Silvia Finazzi A cura di Silvia Finazzi Pubblicato il 29/11/2019 Aggiornato il 03/12/2019

Faringiti, tracheiti, tonsilliti, polmoniti: il 30% dei bambini italiani soffre di malattie respiratorie. Ecco come aiutarli a non ammalarsi

Malattie respiratorie: colpito quasi un bambino su tre

I bambini sono particolarmente vulnerabili alle malattie respiratorie, perché hanno difese più immature, sudano e tendono a trascorrere molte ore a stretto contatto con altri bambini – al nido, all’asilo o a scuola -, aumentando così verticalmente le probabilità di contagio. Per ridurre il rischio che il bambino sia colpito da malattie respiratorie, specie se si abita vicino a zone ad alta densità di traffico, è importante seguire alcuni accorgimenti.

La più pericolosa è la bronchiolite

Le malattie respiratorie più comuni nell’infanzia, specie nell’età pre-scolare, sono bronchiti, faringiti, laringiti, tracheiti e polmoniti. La patologia più preoccupante però è la bronchiolite di origine virale: infatti, può arrivare a ostruire le vie aeree causando serie difficoltà di respirazione. Non a caso è fra le principali cause di ricovero nel primo anno di vita. I bambini più a rischio di sviluppare questa malattia sono quelli nati prematuri, gli immunodepressi, quelli afflitti da malformazioni polmonari o da patologie neuromuscolari che necessitano di ossigenoterapia e i piccoli con sindrome di Down.

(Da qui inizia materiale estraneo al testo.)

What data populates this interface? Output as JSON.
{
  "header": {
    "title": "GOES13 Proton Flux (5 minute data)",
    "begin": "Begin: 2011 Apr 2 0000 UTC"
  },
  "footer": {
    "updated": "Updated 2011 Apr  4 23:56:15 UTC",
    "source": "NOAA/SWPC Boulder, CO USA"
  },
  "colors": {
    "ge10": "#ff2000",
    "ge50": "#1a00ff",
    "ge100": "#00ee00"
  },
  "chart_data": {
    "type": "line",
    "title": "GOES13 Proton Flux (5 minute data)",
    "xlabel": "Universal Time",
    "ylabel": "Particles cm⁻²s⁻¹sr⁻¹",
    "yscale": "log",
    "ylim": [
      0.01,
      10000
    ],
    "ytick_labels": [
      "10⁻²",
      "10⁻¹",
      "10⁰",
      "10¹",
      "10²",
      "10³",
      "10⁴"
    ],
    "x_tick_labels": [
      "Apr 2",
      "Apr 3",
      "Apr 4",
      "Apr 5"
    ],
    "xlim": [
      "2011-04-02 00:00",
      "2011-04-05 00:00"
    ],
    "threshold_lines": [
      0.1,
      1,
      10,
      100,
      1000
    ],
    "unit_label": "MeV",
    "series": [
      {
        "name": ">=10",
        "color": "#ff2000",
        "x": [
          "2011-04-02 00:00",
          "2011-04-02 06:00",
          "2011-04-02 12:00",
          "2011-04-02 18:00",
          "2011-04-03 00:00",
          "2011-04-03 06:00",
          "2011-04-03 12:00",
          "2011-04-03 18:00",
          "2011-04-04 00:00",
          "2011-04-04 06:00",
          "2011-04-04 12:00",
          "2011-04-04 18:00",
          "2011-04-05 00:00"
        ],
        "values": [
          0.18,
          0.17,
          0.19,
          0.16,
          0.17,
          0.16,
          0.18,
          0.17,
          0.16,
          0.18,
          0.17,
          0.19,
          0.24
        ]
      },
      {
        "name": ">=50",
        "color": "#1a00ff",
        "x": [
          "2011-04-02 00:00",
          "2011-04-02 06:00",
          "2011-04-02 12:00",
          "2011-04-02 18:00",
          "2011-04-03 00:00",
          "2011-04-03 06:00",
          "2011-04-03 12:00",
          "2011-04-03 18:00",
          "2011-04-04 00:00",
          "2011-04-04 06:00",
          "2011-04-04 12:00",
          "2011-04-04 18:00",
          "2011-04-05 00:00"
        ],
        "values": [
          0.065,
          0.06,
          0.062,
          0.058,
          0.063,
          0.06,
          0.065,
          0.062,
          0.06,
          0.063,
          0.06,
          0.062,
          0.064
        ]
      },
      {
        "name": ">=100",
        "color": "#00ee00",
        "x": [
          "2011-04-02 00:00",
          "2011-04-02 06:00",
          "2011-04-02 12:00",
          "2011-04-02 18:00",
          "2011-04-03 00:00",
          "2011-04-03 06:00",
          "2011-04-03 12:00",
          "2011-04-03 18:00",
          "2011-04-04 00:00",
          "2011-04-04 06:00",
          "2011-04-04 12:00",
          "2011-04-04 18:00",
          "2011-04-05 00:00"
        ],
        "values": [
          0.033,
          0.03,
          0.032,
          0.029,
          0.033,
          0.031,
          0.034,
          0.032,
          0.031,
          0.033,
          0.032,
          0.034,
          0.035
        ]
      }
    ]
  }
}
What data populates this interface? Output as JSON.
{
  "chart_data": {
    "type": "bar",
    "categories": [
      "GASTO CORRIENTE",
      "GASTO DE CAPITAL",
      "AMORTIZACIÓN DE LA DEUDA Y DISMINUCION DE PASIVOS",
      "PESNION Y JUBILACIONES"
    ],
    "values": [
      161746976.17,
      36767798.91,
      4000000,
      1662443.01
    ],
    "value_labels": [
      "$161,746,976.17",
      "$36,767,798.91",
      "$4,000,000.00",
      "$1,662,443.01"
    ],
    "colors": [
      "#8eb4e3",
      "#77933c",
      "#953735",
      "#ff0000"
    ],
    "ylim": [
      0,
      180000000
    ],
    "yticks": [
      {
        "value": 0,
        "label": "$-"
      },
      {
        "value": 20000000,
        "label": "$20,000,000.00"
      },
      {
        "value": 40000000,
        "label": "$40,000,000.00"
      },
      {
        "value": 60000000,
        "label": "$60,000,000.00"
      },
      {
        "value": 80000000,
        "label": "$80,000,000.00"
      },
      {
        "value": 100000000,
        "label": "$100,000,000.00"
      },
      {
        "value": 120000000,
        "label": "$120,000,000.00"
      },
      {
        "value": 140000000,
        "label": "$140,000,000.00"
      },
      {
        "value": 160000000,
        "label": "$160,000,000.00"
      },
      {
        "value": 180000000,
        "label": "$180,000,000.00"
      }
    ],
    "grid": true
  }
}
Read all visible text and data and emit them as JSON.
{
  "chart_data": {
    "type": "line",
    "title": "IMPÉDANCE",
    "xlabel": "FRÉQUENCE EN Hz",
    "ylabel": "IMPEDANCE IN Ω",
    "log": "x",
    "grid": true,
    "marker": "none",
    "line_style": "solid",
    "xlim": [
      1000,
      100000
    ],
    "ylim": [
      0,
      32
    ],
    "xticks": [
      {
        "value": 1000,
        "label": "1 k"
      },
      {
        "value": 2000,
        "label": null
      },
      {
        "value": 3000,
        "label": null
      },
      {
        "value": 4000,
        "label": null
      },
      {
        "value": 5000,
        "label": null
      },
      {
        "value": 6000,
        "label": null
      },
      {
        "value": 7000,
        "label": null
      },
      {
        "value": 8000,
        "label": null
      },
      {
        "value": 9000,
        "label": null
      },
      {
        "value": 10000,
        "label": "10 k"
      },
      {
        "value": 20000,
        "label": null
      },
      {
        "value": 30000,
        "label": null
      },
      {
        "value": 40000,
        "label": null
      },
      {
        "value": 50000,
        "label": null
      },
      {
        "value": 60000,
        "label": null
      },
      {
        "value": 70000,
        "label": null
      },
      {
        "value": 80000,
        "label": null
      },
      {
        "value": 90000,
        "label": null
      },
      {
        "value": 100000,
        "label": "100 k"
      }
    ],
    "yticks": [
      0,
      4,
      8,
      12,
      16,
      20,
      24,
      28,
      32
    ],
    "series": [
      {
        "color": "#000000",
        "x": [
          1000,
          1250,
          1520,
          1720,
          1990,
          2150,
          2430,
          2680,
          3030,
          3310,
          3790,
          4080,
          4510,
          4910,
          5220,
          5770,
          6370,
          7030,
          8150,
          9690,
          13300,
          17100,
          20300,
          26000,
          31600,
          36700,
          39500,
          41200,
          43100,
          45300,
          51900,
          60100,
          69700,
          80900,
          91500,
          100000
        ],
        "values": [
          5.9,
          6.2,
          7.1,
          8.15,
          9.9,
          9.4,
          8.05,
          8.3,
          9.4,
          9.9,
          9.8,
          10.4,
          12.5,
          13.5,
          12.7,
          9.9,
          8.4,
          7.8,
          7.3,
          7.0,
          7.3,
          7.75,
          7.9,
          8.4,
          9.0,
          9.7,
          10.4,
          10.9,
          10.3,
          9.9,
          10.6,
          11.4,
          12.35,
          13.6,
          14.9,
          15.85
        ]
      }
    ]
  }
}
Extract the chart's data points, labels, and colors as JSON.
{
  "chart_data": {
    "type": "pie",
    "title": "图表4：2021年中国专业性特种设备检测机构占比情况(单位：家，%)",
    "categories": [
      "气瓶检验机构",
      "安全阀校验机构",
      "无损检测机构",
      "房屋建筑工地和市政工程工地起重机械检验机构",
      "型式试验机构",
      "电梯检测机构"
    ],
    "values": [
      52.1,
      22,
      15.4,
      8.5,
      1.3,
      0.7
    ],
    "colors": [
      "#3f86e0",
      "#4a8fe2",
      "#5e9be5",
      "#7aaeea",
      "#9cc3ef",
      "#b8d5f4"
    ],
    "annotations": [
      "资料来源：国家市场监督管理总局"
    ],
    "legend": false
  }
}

Perché i rischi aumentano in inverno

La stagione fredda favorisce le malattie respiratorie. Infatti, le basse temperature, unite alla permanenza in luoghi caldi, affollati e poco aerati e la diffusione di alcune abitudini a rischio, come quella di coprirsi troppo o troppo poco, favoriscono la diffusione di virus e batteri che possono aggredire proprio le vie aeree. 

Il decalogo della prevenzione

Per proteggere i bambini dalle malattie respiratorie, gli esperti raccomandano tutta una serie di strategie. Ecco quali:

  1. lavarsi sempre le mani prima di toccare un bimbo;
  2. non lasciare i neonati con meno di sei mesi di vita vicini a chi soffre di raffreddore o influenza;
  3. evitare che il bambino scambi con altre persone oggetti che possono trasferire germi (tipo cucchiai, tazze, cuscini o coperte);
  4. utilizzare preferibilmente fazzolettini monouso e poi buttarli nella spazzatura;
  5. non fumare in casa ed evitare l’esposizione dei bambini al fumo passivo;
  6. non portare il neonato in strade molto trafficate;
  7. curare l’igiene domestica, ma senza utilizzare in modo eccessivo spray e deodoranti, che aumentano il rischio di inquinamento indoor;
  8. vaccinare il neonato: grazie all’antinfluenzale è possibile ridurre il rischio d’infezioni
  9. rivolgersi tempestivamente a un pediatra se i sintomi persistono;
  10. seguire i consigli del proprio medico, evitando i rimedi “fai da te”.

 

 

 
 
 

Da sapere!

Nell’immaginario comune sono considerate patologie tipiche dell’età adulta. Invece, le malattie respiratorie sono frequenti anche durante l’infanzia.